La pulsión epistemofílica, que se va constituyendo según este proceso, es sensible a la relación del niño con
sus otros significativos. En principio es necesario un Yo que se haya constituido, a partir de sus vínculos
iniciales, suficientemente íntegro como para lograr la inhibición de los procesos primarios; que haya
adquirido suficiente confianza en sus recursos -en otros términos, que haya sido suficientemente amado-
como para tolerar la ruptura de su narcisismo primitivo. Luego, es preciso que su tendencia al dominio, su
sadismo y su compulsión a mirarlo todo hayan sido tolerados como manifestaciones legítimas. De lo
contrario, es probable que la tendencia al cuestionamiento y la curiosidad no se instalen como vías
facilitadas, lo que puede conducir al raquitismo de la pulsión de saber, al desinterés por aprender.
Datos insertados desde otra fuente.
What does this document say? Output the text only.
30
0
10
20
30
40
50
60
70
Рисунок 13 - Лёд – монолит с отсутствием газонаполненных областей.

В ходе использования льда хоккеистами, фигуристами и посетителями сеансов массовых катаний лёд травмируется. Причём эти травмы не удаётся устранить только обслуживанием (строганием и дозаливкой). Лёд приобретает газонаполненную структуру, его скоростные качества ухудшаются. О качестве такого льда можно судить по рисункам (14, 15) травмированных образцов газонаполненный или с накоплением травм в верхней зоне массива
Puede cualquier aprendizaje acabar representando a la prohibida investigación sexual, en cuyo caso
sucumbirá también a la prohibición y se verá seriamente perturbado, ya sea que se inhiba completamente
o se convierta en una rumiación obsesiva que a nada conduce. O bien puede el Súper Yo, en tanto Ideal,
demandar el cumplimiento de una perfección imposible, que deprime al Yo y anula toda posible ganancia
de placer en el aprendizaje
La solución ideal consistirá en una sublimación exitosa, que destine la energía de la sexualidad infantil
reprimida a la adquisición y producción de conocimientos. Implica un recurso narcisista: imposibilitado de
destinar su libido al objeto, el Yo elige amarse a sí mismo, en la confianza de que algún día logrará alcanzar
la perfección, cuando se iguale al Ideal y el conocimiento adquirido llegue a ser una “bella totalidad”. Con
esto cuenta la escuela: Corresponde al momento en que el niño comienza su tránsito institucional, cuando
los padres caen de su pedestal ideal y otros, fuera de la familia, se acercan a ese lugar privilegiado.
La figura y el vínculo con los otros significativos será desplazada a los maestros, etc. Esto implica que estos
montos de afecto van a perturbar o no, las relaciones y el aprendizaje.
Para Piaget, la evolución afectiva del niño obedece a las mismas leyes que gobiernan a los procesos
cognoscitivos.
La escuela transmite más de lo que pretende –aún cuando los maestros se quejen, a menudo, de que no
logran enseñar todo lo que se proponen-: cabría decir aquí que el estilo es, en parte, también el contenido.